New Delhi
The Indian economy will grow at a rate of 6.5 percent in the next financial year (2025–26). EY Economy Watch has estimated this. EY believes that a well -balanced fiscal strategy that supports the fiscal discretion will increase the possibilities of long -term growth.
In the march version of EY Economy Watch, India’s actual GDP (GDP) growth rate is estimated to be 6.4 percent in FY 2024-25. The economic growth rate for the next financial year is estimated to be 6.5 percent. It says that for this, fiscal policy needs to be merged for the country’s visit to developed India.
Government spending will have to increase
According to the revised National Accounts Account data released by the National Statistics Office (NSO) last month, the actual GDP growth rate from FY 2022-23 to 2024-25 is now estimated to be 7.6 percent, 9.2 percent and 6.5 percent respectively. Regarding the quarter growth rate for the current financial year 2024-25, the third quarter growth is estimated at 6.2 percent. This means that the NSO will require an increase of 7.6 percent in the fourth quarter to get an annual GDP increase of 6.5 percent.
The report states that an increase of 7.6 percent in the last quarter will require a 9.9 percent increase in private final consumption expenditure. There has not been such a lot of increase in recent years. An alternative to this is to increase investment expenditure, in which capital expenditure growth towards the government can play an important role. It states that according to the revised estimates, the government’s fiscal deficit may be affected by any supplementary demand for grant.

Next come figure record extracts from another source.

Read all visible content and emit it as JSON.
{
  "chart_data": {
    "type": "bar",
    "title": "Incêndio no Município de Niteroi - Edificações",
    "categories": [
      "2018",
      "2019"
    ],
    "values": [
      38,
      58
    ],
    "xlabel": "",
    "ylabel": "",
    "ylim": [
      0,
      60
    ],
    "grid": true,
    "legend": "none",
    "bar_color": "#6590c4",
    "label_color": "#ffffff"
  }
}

Budget will have to be increased on this thing
The report said, with increasing population and developed economic structure, additional investment in education and healthcare may be necessary to maintain long -term growth and improve human capital results. According to the report of EY India, in the next two decades, India will need to gradually increase its general government education and health expenses, making it close to high-income countries.

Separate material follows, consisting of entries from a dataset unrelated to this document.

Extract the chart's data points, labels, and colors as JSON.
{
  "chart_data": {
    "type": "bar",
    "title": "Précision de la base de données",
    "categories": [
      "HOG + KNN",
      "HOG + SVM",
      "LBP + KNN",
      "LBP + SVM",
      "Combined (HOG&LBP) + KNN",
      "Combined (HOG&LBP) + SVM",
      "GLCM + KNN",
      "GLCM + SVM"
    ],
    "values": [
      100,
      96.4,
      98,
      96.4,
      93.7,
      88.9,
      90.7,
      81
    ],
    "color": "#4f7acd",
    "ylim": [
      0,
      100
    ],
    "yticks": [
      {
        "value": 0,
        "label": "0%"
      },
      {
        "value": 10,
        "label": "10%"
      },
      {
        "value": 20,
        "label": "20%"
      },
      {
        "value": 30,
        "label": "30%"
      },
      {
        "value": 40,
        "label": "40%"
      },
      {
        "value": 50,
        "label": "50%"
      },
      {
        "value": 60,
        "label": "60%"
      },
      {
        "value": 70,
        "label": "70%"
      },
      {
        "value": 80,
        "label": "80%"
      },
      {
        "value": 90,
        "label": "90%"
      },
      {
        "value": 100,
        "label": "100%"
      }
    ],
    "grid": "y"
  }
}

Emphasis will have to be given on jobs
Analysis shows that in view of India’s youth population and growing workforce requirements, the government may need to increase the expenditure on education from the current 4.6 percent to 6.5 percent by the current 4.6 percent of GDP. To ensure better healthcare access and results, the health expenditure of the government will be increased from 1.1 percent to 2047-48 during this period to 3.8 percent.